Does your simulation use IO much? If so then that could be what is slowing you down.

barb3126
Calcite | Level 5

I am using Base SAS (server license) and have increased the CPUCOUNT to 48 and the MEMSIZE to 2147483648 in the config file. I am using the code below to simulate C levels (~7000) within B levels (~500) within A levels (~5000). I have been testing the code using 960 A levels and it is taking ~ 5 hrs to run. Our R version of the model runs in about 20 minutes for all 5000 A levels. We want to run the model in SAS so we can track each A-B-C combination through the system (i.e. run an agent-based model), which our R model doesn't do. We also want to compare the SAS and R results. 

 

I start by randomly generating the A levels. I then split this dataset into sub-datasets that will be used in each thread. I originally didn't do this but tried it because I was concerned that each thread opening the original dataset was slowing things down. I then use parallel processing to simulate the B levels and the C levels using data steps, which do quite a number of calculations. From the log, it appears that the threads are running sequentially instead of asynchronously. I have attached the performance metrics during the run.

 

%do i=1 %to &numthreads;

    %let begin=%eval((&i-1)*(&num_sim_thread) + 1);

    %let end=%eval(&begin + (&num_sim_thread) - 1);

    %if &end>&num_sim %then %let end=%eval(&num_sim);

      data risk.level_a_sim_t&i;

            set risk.level_a_sim (where=(&begin <= level_a_num <= &end));

      run;

%end;

 

%macro parallel(thr);

 

signon task&thr inheritlib=(risk);

%syslput _all_ /remote=task&thr;

rsubmit wait=no;

 

%put THREAD START TIME: %sysfunc(datetime(),datetime18.1);

%put _all_;

 

data step to simulate level b within each level a…

 

data step to simulate level c within each level b…

 

proc datasets to create index for level a, b and c…

 

data step to sample level c and calculate metrics…

 

data step to merge metrics back onto overall dataset and finish simulation…

 

%put THREAD END TIME: %sysfunc(datetime(),datetime18.1);

%put PROCESSING TIME:  %sysfunc(putn(%sysevalf(%sysfunc(TIME())-&datetime_start.),mmss.)) (mm:ss) ;

 

endrsubmit;

 

%mend parallel_processing;

 

%do i=1 %to &numthreads;

  %parallel(&i);

%end;

 

waitfor _ALL_ %do i=1 %to &numthreads; task&i %end; ;

 

%do i=1 %to &numthreads;

      signoff task&i;

%end;

 

 

ChrisNZ
Tourmaline | Level 20

A few notes:

- The network seems saturated. Are the disks local?

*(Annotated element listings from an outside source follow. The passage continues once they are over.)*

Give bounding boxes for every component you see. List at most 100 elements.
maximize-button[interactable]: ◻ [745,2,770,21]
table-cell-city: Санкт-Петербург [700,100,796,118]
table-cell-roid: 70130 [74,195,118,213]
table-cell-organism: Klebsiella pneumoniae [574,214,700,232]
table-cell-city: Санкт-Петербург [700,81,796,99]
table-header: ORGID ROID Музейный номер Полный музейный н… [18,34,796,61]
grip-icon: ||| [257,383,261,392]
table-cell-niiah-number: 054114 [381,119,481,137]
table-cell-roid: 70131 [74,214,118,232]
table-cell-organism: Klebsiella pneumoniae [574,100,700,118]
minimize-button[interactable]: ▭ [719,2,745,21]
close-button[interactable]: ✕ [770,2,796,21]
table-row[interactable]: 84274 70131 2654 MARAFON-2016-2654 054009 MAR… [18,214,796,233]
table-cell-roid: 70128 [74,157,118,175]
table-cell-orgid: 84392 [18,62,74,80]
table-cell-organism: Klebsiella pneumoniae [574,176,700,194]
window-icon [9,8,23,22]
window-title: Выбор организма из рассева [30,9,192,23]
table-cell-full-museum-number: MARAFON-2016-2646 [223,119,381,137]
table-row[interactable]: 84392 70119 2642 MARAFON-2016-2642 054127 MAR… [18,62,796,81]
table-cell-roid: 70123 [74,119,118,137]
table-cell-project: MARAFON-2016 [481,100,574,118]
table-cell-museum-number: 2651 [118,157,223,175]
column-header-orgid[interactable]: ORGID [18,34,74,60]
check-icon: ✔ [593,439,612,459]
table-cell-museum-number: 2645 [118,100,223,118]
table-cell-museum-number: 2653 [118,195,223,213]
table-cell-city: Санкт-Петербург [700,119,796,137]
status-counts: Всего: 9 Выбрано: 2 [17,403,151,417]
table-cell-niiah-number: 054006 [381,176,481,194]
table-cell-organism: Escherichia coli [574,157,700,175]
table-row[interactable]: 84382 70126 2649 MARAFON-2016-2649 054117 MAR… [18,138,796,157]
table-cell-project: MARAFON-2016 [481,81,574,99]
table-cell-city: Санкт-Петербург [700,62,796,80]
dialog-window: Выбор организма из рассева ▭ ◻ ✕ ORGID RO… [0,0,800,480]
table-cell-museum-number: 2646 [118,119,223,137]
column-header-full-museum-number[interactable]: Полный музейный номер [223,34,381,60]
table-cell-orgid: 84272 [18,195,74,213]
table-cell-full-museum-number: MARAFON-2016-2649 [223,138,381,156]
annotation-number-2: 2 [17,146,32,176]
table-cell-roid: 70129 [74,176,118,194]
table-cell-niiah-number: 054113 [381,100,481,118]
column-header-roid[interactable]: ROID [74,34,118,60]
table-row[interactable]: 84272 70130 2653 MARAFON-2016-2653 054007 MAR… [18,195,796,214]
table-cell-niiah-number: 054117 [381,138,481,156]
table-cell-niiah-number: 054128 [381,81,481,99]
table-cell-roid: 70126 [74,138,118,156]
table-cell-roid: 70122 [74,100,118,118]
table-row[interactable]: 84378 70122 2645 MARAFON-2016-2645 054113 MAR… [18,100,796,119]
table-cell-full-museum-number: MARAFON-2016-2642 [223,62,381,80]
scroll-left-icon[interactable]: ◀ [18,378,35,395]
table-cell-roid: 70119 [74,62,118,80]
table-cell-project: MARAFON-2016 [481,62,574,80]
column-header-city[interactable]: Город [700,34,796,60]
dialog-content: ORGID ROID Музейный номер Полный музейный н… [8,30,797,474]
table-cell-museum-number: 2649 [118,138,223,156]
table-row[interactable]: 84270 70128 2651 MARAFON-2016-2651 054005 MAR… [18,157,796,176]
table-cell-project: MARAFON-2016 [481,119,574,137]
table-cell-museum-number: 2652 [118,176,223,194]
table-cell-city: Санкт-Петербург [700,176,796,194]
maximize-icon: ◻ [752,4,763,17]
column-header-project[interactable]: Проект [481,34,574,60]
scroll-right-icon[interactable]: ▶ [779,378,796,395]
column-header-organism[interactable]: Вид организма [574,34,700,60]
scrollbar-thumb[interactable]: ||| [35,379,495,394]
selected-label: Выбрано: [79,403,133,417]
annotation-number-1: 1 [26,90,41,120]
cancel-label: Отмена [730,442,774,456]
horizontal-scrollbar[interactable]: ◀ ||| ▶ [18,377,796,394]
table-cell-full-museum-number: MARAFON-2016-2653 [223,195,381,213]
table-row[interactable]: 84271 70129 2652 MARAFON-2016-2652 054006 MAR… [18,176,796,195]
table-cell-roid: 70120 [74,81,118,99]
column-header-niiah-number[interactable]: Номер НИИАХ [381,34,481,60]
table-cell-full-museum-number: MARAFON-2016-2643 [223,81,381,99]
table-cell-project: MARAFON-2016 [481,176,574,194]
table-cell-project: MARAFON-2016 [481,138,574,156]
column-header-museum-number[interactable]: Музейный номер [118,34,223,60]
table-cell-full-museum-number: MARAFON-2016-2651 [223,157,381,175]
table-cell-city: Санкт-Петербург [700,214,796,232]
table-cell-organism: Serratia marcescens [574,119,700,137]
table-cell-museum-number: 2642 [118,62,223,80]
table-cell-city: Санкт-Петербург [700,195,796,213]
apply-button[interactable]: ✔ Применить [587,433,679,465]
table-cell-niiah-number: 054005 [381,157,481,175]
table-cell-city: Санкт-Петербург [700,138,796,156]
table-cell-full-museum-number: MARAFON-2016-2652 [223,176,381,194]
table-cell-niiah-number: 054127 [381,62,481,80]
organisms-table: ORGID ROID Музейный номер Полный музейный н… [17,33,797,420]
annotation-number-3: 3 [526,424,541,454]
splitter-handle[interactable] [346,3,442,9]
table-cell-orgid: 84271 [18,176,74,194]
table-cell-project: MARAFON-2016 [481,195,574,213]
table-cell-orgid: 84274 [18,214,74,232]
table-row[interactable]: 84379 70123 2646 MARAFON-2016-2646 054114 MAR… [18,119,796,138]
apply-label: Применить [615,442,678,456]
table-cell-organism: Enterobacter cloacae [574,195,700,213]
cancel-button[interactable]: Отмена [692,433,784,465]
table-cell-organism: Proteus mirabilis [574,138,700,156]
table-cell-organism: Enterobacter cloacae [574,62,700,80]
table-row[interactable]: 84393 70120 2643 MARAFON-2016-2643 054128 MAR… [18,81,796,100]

- You access the same library with 48 processes. Unless the disks are really fast that is bound to cause contention.

- If the same table is accessed again and again for the different simulations and is the data set is small enough, you could try loading the table in memory with SASFILE after RSUBMIT. Maybe stagger the RSUBMITs a bit for this.

- What I would do: start with fewer processes. 2 then 4 , etc to see if there is a pattern. Hopefully 4 will be faster than 2 , but 12 might be the fastest, and beyond this you'll see that one resource is overloaded.

barb3126
Calcite | Level 5

This is a super computer and the server I am using has multiple nodes with 48 cores each. I'm fairly new to parallel processing and have read up quite a bit about it but am still struggling with how to code it right so I appreciate the help. So far, I have only been using one node and running 48 processes to take advantage of the 48 cores. I could request to use more nodes but am not sure how to call them from SAS. Any suggestions on how to do that? In the meantime, I will try scaling up as you suggest. Thanks!

SASKiwi
PROC Star

Your use of multiple SAS sessions for parallel processing is a good approach. I would focus on the steps in your simulation that are the slowest to understand where your bottlenecks are. 

ChrisNZ
Tourmaline | Level 20

As @SASKiwi said, the structure of your program is fine. 

 

You have to look at how it runs, and find the bottlenecks (SAS steps to be optimised and/or hardware contentions).